While City Hall Tories were quick to brand the proposals a “superflop”, a similar scheme was in Boris Johnson’s 2008 manifesto but was mostly abandoned after he became mayor.
Matt Hartley, the Greenwich Conservative leader and a critic of ULEZ expansion, told 853 this afternoon: “Today’s announcement is all hype, and does nothing to improve public transport in areas like Eltham, New Eltham and Mottingham who are about to be hit by Sadiq Khan’s punitive ULEZ expansion. Nor is the mayor doing anything at all to improve north-south transport links in our borough – our single biggest public transport challenge.
“Transport for London should urgently look again at the case Conservative councillors have put forward for an X161 express bus service linking the south of the borough to the Elizabeth Line station at Woolwich – something that is now even more important following Southeastern’s axeing of half-hourly loop trains from the Sidcup Line.”
A Greenwich Council spokesperson said: “The proposed Superloop bus service has the potential to improve connectivity between key transport hubs and community facilities around London. Whilst we’re glad to see improvements to London’s wider transport network, we’re particularly keen to see connections improved between Woolwich and Eltham town centres.
“Woolwich is a key transport hub, serving a wealth of local bus routes, the Elizabeth line, Docklands Light Railway, overground rail and river services. Eltham is also an important town centre for the borough, as one of our strategic growth areas.
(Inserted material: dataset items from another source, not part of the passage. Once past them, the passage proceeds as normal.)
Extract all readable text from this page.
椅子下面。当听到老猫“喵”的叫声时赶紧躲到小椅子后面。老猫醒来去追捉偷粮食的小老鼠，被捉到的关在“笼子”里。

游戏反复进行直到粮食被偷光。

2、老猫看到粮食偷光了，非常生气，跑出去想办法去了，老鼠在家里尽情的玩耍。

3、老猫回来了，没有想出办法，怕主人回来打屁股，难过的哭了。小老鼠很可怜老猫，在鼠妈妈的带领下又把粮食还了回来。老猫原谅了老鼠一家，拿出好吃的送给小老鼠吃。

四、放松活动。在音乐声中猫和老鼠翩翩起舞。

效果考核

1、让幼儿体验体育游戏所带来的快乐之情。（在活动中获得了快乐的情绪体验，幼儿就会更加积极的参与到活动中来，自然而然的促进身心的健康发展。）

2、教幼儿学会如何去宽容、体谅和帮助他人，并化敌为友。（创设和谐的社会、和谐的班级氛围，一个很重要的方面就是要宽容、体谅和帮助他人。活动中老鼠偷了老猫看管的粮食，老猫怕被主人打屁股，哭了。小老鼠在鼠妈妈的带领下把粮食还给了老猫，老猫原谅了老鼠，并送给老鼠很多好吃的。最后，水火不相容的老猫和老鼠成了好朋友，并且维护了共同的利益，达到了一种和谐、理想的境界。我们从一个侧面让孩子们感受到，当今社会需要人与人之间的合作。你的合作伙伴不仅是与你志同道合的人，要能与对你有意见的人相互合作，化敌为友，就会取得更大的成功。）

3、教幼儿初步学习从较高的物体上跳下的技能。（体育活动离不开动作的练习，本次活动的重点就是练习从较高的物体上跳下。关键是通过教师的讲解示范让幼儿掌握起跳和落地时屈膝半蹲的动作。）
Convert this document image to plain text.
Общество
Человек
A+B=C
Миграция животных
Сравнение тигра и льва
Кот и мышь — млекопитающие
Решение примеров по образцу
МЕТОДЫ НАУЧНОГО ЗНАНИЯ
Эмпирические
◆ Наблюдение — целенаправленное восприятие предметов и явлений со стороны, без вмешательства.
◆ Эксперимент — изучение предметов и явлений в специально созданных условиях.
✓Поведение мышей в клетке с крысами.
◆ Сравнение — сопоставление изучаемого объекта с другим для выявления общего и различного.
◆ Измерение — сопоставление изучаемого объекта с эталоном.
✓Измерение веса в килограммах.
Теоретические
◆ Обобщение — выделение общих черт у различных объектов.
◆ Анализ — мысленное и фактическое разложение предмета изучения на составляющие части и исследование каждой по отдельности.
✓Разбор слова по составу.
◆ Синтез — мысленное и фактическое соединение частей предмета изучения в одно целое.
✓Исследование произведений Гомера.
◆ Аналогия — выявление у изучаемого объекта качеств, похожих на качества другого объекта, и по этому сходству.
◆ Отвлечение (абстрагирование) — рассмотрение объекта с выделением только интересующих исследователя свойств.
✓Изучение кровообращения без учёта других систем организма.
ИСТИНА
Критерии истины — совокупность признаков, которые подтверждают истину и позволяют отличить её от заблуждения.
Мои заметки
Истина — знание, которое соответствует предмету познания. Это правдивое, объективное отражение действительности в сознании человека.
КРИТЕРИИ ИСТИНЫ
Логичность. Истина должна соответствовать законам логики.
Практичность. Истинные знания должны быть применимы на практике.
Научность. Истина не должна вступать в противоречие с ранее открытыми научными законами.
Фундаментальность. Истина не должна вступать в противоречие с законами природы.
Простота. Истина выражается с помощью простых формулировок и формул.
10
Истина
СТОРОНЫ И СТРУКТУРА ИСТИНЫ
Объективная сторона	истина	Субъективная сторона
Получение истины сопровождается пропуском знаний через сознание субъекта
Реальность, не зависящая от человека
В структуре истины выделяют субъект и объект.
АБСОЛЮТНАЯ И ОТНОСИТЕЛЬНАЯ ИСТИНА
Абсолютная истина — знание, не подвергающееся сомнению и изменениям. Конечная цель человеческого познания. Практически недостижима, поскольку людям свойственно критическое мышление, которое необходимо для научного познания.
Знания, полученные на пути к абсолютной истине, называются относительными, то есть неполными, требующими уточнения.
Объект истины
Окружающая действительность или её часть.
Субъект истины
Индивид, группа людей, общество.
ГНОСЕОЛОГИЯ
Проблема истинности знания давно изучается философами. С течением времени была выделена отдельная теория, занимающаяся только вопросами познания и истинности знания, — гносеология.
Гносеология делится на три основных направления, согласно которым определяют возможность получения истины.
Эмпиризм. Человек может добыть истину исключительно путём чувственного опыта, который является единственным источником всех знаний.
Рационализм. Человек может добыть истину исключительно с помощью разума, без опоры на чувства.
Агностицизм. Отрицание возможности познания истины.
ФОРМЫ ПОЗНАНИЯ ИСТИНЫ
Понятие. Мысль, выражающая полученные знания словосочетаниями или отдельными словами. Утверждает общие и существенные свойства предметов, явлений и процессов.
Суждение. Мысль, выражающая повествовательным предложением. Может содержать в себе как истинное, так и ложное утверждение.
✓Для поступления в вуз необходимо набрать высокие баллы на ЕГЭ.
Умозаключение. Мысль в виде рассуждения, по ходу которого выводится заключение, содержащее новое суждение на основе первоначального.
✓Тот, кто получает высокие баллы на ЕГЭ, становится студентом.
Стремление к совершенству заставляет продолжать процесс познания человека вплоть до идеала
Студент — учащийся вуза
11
“However, public transport services between Woolwich and Eltham are limited and we have lobbied TfL to help our residents move between the north and south of the borough more easily. We’ll be calling on the Mayor of London to consider this as part of the Superloop consultation. Improved connectivity and journey times will play an essential part in encouraging greater use of public transport and delivering a cleaner, greener Greenwich, in line with our transport strategy.”
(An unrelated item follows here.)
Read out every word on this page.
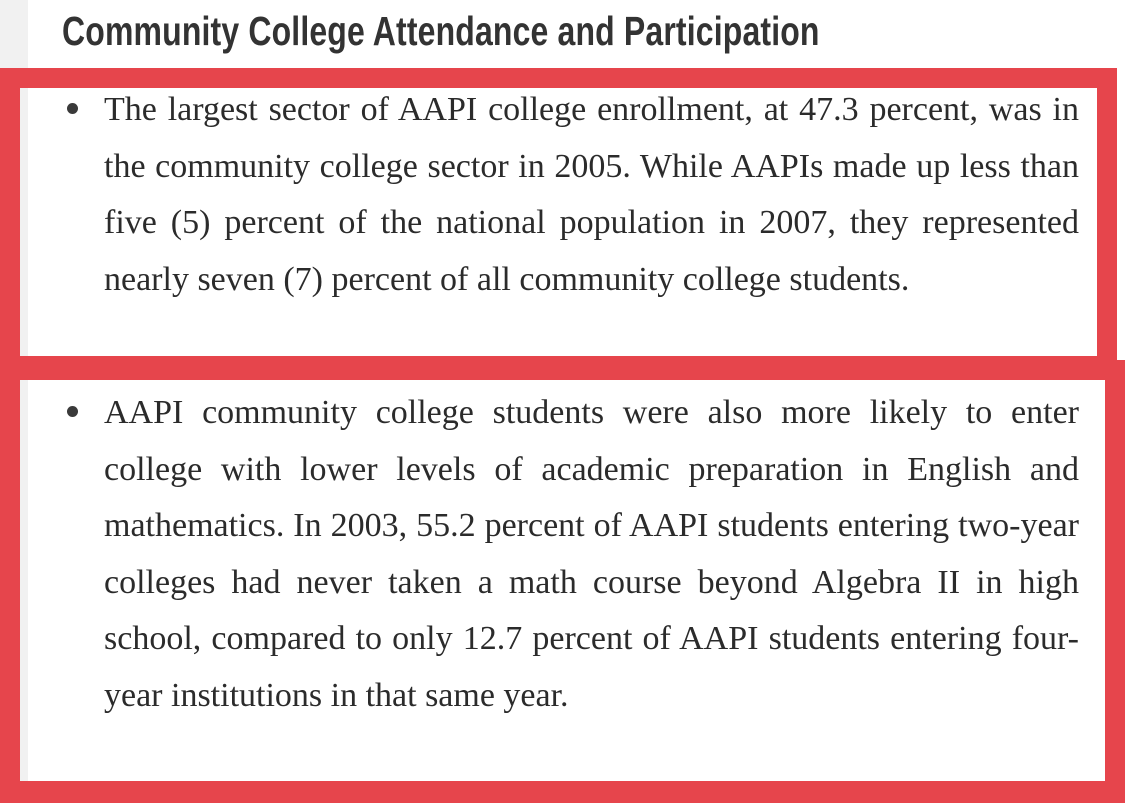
Community College Attendance and Participation

The largest sector of AAPI college enrollment, at 47.3 percent, was in the community college sector in 2005. While AAPIs made up less than five (5) percent of the national population in 2007, they represented nearly seven (7) percent of all community college students.

AAPI community college students were also more likely to enter college with lower levels of academic preparation in English and mathematics. In 2003, 55.2 percent of AAPI students entering two-year colleges had never taken a math course beyond Algebra II in high school, compared to only 12.7 percent of AAPI students entering four-year institutions in that same year.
Where will be on the Superloop?
Details of the proposed routes are, in the main, sketchy. They include a fast route from Bexleyheath to Bromley, a stretch already covered by the 269 service; a previous express bus over this stretch, the 726, ran here until the late 1990s.
Another bus is proposed from Bromley to Croydon, while an existing route from Croydon to Heathrow, the X26, will be beefed up to run four buses an hour. The X26 frequency was also doubled under Johnson’s original orbital bus plans.
North of the river, the proposals take in an existing service, the Heathrow to Harrow X140, with new routes from Harrow to North Finchley and North Finchley to Walthamstow. The final section of the loop would run from Walthamstow to the Royal Docks – but stopping short of the Silvertown Tunnel and a connection back across the Thames to Greenwich.
The network also includes two longstanding express routes elsewhere in London as well as the proposed X239 though the new tunnel.
Story updated at 5.15pm to include Greenwich Council quote.